Now that I really know how depression and work stress can negatively affect someone (burnout), as well as environmental stress, i.e. Seasonal Affected Disorder (SAD-kaamos/winter blues), I am convinced that stress, like money, can build up a debt. And boy does it need to be paid back, often with interest! Finnish winters can be fantastic IF there is a suitable amount of snow, the weather is below at least minus 5 degrees (dry cold) and most importantly, that there are enough sunny days to maximise the light available. Sadly (pun intended), the last few winters in southern Finland have not seen much snow, the days are short and grey, and the temperatures are around zero most of the time. This is when kaamos or winter blues strike. For some it is the darkening time up to the winter solstice, for others, like me, it is that long painfully drawn out drag through February-March that depresses me. Even with the extra light, there is still no life, everything is brown and dead. While it can be equally grey (and wet!) in Ireland in this period, it is at least green throughout. The first flowers start appearing alreading in February. In Finland nothing happens until May, then within a week, nature goes POP! and suddenly everything is green again. I love it when this happens, I just wish it would happen sooner!

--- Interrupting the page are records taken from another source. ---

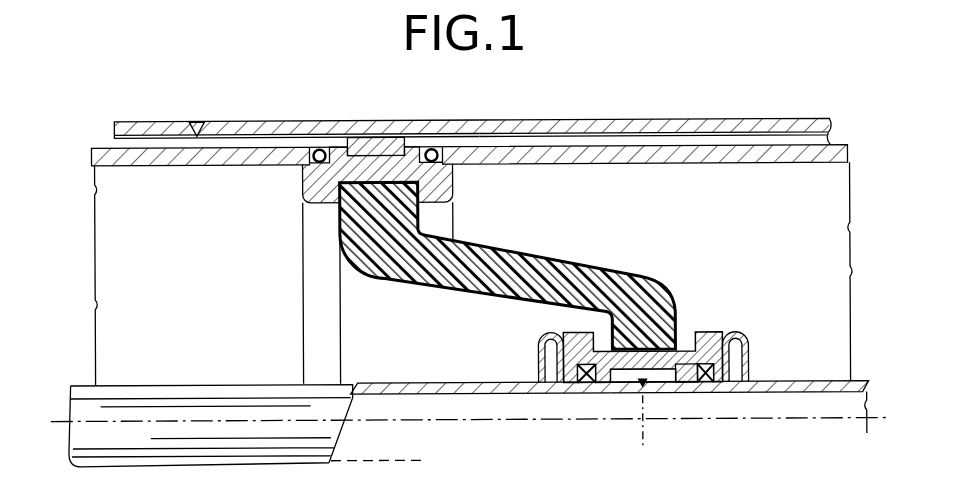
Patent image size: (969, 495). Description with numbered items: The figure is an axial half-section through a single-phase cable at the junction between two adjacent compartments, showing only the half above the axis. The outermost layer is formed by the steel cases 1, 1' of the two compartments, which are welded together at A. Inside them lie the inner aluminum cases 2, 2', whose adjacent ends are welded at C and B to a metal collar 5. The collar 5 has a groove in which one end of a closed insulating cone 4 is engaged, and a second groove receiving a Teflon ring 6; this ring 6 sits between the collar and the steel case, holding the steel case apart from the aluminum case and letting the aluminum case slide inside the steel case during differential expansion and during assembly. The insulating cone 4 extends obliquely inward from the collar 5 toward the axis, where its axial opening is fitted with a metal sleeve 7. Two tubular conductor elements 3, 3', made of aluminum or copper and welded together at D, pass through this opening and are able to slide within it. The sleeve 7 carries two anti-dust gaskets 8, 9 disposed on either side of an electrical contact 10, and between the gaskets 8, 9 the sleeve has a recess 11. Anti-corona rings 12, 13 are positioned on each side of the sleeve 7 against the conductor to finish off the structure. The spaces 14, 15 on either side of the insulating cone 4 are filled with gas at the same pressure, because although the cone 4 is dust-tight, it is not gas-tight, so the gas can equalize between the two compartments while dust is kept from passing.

The steel case 1 is at (296, 103).
The steel case 1' is at (655, 103).
The inner aluminum case 2 is at (219, 187).
The inner aluminum case 2' is at (625, 183).
The conductor element 3 is at (340, 424).
The conductor element 3' is at (740, 419).
The closed insulating cone 4 is at (427, 258).
The metal collar 5 is at (310, 192).
The Teflon ring 6 is at (377, 145).
The metal sleeve 7 is at (708, 332).
The anti-dust gasket 8 is at (576, 385).
The anti-dust gasket 9 is at (707, 393).
The electrical contact 10 is at (697, 385).
The recess 11 is at (633, 377).
The anti-corona ring 12 is at (540, 352).
The anti-corona ring 13 is at (750, 347).
The space 14 is at (193, 292).
The space 15 is at (758, 258).
The weld A is at (198, 120).
The weld B is at (435, 148).
The weld C is at (313, 147).
The weld D is at (643, 398).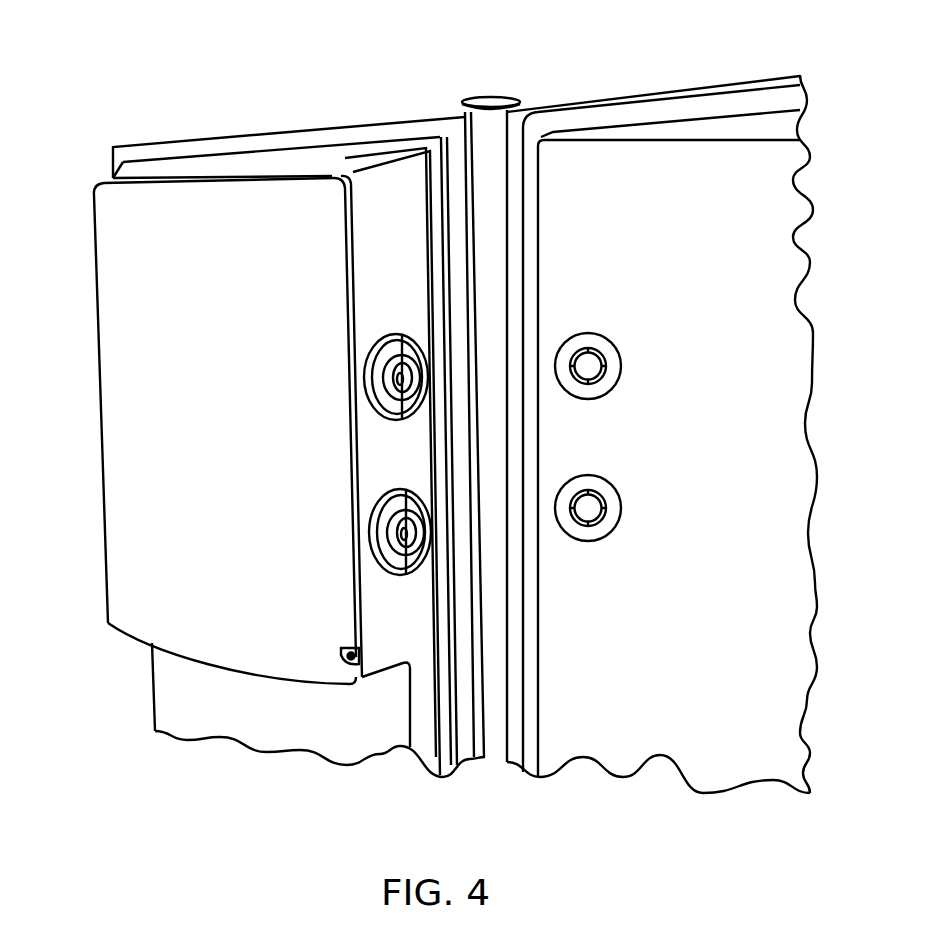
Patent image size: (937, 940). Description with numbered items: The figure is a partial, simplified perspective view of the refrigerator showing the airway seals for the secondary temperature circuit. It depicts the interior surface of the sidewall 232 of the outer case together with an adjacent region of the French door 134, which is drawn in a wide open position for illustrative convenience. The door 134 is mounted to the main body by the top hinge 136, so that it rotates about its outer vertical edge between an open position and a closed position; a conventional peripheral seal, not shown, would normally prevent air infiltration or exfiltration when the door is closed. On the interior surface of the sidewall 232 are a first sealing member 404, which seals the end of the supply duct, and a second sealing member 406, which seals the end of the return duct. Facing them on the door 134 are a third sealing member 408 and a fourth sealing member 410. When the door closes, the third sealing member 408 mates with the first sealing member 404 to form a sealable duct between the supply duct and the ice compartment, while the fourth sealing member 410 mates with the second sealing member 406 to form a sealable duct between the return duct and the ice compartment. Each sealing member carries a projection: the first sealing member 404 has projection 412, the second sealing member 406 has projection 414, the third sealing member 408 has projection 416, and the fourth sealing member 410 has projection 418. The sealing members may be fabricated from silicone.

The French door 134 is at (125, 145).
The top hinge 136 is at (505, 97).
The sidewall 232 is at (641, 214).
The first sealing member 404 is at (603, 485).
The second sealing member 406 is at (609, 338).
The third sealing member 408 is at (378, 502).
The fourth sealing member 410 is at (375, 343).
The projection 412 is at (603, 510).
The projection 414 is at (603, 365).
The projection 416 is at (388, 538).
The projection 418 is at (388, 390).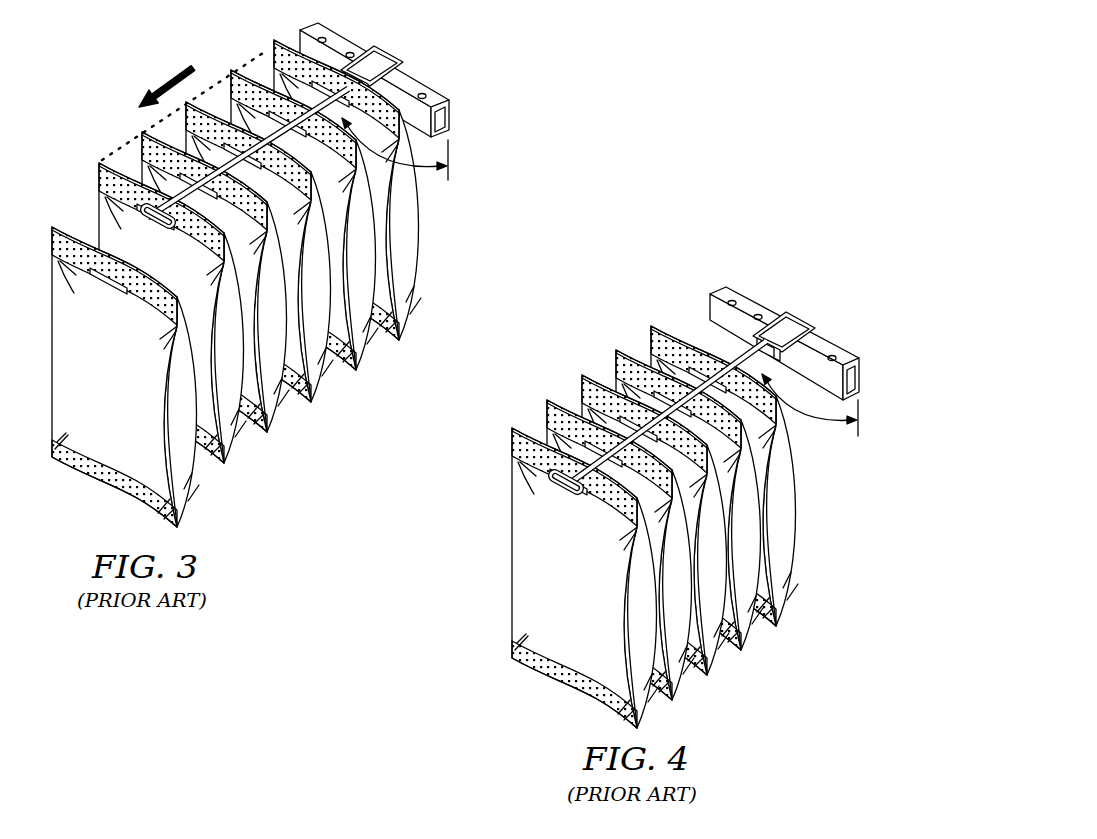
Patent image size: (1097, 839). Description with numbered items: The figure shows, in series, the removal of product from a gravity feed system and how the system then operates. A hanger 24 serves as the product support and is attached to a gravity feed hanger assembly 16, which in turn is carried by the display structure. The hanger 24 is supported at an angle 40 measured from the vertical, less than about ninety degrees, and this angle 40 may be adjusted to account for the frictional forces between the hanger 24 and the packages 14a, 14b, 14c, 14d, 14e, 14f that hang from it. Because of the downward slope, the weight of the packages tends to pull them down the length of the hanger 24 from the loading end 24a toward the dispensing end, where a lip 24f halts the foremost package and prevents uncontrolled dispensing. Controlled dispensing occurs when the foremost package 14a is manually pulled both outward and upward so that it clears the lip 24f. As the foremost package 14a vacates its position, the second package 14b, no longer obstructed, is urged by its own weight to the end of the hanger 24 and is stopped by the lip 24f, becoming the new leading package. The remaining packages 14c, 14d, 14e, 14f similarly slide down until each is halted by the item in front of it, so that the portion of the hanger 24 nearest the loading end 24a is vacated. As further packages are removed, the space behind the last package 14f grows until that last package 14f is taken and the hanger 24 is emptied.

In FIG. 3, the foremost package 14a is at (178, 526).
In FIG. 3, the second package 14b is at (225, 462).
In FIG. 4, the second package 14b is at (516, 656).
In FIG. 3, the package 14c is at (268, 431).
In FIG. 4, the package 14c is at (673, 699).
In FIG. 3, the package 14d is at (312, 401).
In FIG. 4, the package 14d is at (708, 674).
In FIG. 3, the package 14e is at (357, 369).
In FIG. 4, the package 14e is at (742, 649).
In FIG. 3, the last package 14f is at (400, 339).
In FIG. 4, the last package 14f is at (777, 625).
In FIG. 4, the gravity feed hanger assembly 16 is at (807, 301).
In FIG. 3, the hanger 24 is at (300, 90).
In FIG. 4, the hanger 24 is at (710, 351).
In FIG. 3, the loading end 24a is at (410, 79).
In FIG. 4, the loading end 24a is at (823, 345).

As part of my climb-out from burnout, I need to be able to feel feelings rather than shutting down and trying to suppress or ignore them. This has been difficult because I think I have nice-boy (kilttipoika) syndrome.  I don't like to say or do anything to cause conflict, so I swallow my feelings and feel it afterwards as anger and frustration and shame. There are no good feeings or bad. They are just labels to describe what we feel. And yet those labels are what help us to realise what we feel. Following an interesting blog by Guy Windsor on using meditation to mindfully observe feelings and so better deal with them, I have decided to start meditation again. This decision is timely. I had a temper outburst today, something I don't normally do. I felt the anger bubbling up and just let it come out. It was something I decided to do and it felt good. Afterwards, when I cooled off (after solo training with a sword for a half hour, try it, it helps a LOT!), I felt some shame that I had let myself go. I think it is ok to get angry when boundaries are crossed but it is not so good to pop your top for no good reason and you can be angry without being aggressive. I don't think I handled myself so well, I was aggressive and rather than using my brain to state my case properly and respectfully, I was almost willing to use my fists instead, hence the shame. Anyway, long story short, I apologised, shook hands and drew a line under it. Done. The sooner I start meditating, the better!